LV did not need to build a platform simply for the sake of owning one, the managing director of protection, savings and retirement has said.
Clive Bolton, who said he grew Aviva’s adviser platform from less than a billion to around £20bn, told FTAdviser that the £100mn LV said it needed for ‘IT investment’ two years ago was based on the assumption LV would launch its own platform.
He said it had been a consideration as part of an overall tech upgrade at the mutual. For example, he said that, when he joined LV in 2019, customers could not even look at their investments online - they had to phone in.
“LV was significantly behind the pace there, even though the franchise was very strong,” Bolton explained.
Upon coming in, it was Bolton’s job to begin the “recovery process” following a major demerger with its general insurance business, which it sold between 2017 and 2019.
Called ‘fix, grow, transform’, the turnaround project saw Bolton take stock of the mutual’s then-IT infrastructure.
“When I joined, the organisation was looking to become a platform provider,” said Bolton. Having built a platform practically from scratch, he knew the time and money building one at LV would take.

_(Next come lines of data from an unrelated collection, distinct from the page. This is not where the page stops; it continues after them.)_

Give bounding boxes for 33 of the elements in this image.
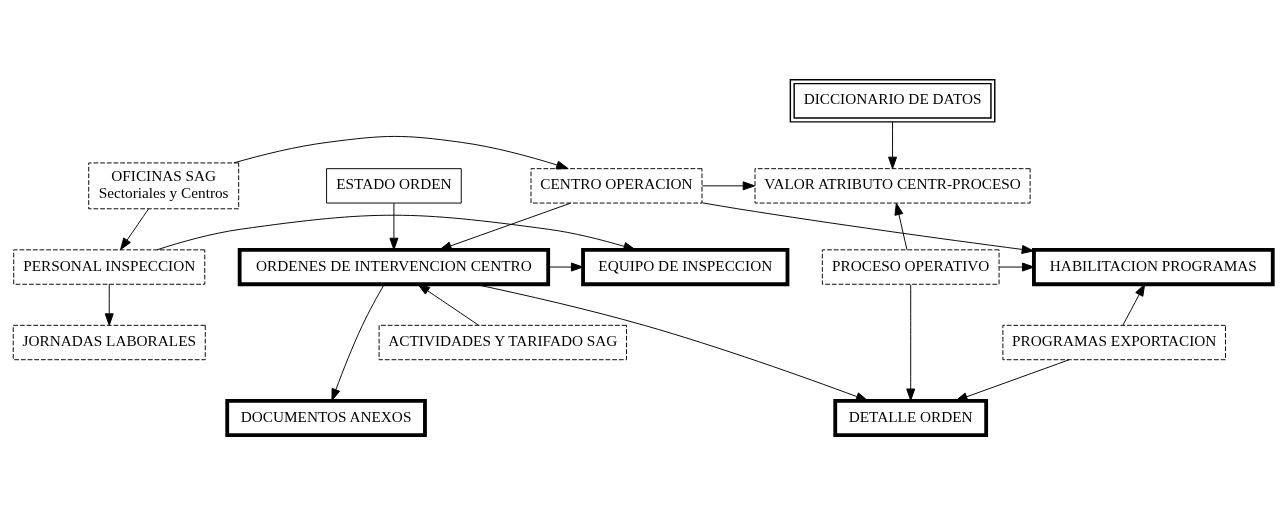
node-box: EQUIPO DE INSPECCION — [581, 247, 790, 286]
arrow — [894, 202, 908, 250]
arrow — [439, 202, 572, 250]
arrow — [156, 214, 636, 251]
arrow — [547, 262, 584, 272]
arrow — [955, 358, 1070, 401]
arrow — [104, 283, 114, 326]
node-box: DETALLE ORDEN — [833, 398, 989, 437]
arrow — [1122, 283, 1146, 326]
node-box: HABILITACION PROGRAMAS — [1032, 247, 1275, 286]
node-box: VALOR ATRIBUTO CENTR-PROCESO — [754, 167, 1031, 204]
node-box: JORNADAS LABORALES — [12, 324, 206, 360]
node-box: ESTADO ORDEN — [326, 167, 462, 204]
arrow — [331, 283, 385, 401]
node-box: PROGRAMAS EXPORTACION — [1002, 324, 1226, 360]
node-box: DICCIONARIO DE DATOS — [789, 78, 996, 123]
arrow — [120, 207, 149, 250]
arrow — [998, 262, 1035, 272]
node-box: OFICINAS SAG Sectoriales y Centros — [88, 161, 240, 209]
arrow — [417, 283, 480, 326]
arrow — [701, 201, 1035, 254]
node-box: ORDENES DE INTERVENCION CENTRO — [237, 247, 551, 286]
node-box: ACTIVIDADES Y TARIFADO SAG — [378, 324, 627, 360]
arrow — [701, 180, 756, 190]
arrow — [888, 120, 898, 169]
node-box: PERSONAL INSPECCION — [13, 248, 206, 285]
arrow — [233, 135, 569, 169]
node-box: DOCUMENTOS ANEXOS — [225, 398, 427, 437]
node-box: PROCESO OPERATIVO — [821, 248, 1000, 285]
arrow — [389, 202, 399, 250]
arrow — [906, 283, 916, 401]
node-box: CENTRO OPERACION — [530, 167, 703, 204]
arrow — [474, 283, 869, 401]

“I know that well. It requires an awful lot of money to do that.” The mutual was also mulling the option to buy a platform at the time, though this would also have been costly. Last year, James Hay paid £145m - more than LV’s entire IT budget - for Nucleus.
But when Bolton took a closer look, he wasn’t convinced this was the route LV needed to go, considering the platform market was already “well-served”.
“We didn't need a platform,” said Bolton. “What we needed to do was distribute our funds in a platform environment to enable advisers to buy them. We didn’t want a platform for the sake of owning it.”
Last week, LV announced its partnership with Embark. It will see advisers and their clients who use LV gain access to Embark’s retirement-focused platform via an LV-branded service.
Crucial to this partnership is LV’s Smoothed Managed Funds range, which Bolton suggested were - and will continue to be - key to LV’s turnaround.
Without going into the commercials of the deal, Bolton said the Embark deal doesn’t require as much upfront investment from the mutual and allows it to be more targeted with its spend.
Now three years into its transformation programme, LV is starting to reap the rewards of its fund-focused strategy.
Between 2017 and 2020, LV’s with-profit membership base had dropped by more than 40 per cent. These members have access to LV’s fund surplus via a mutual bonus, whereas non-profit members - e.g. protection customers - have voting rights but no access to LV’s profits.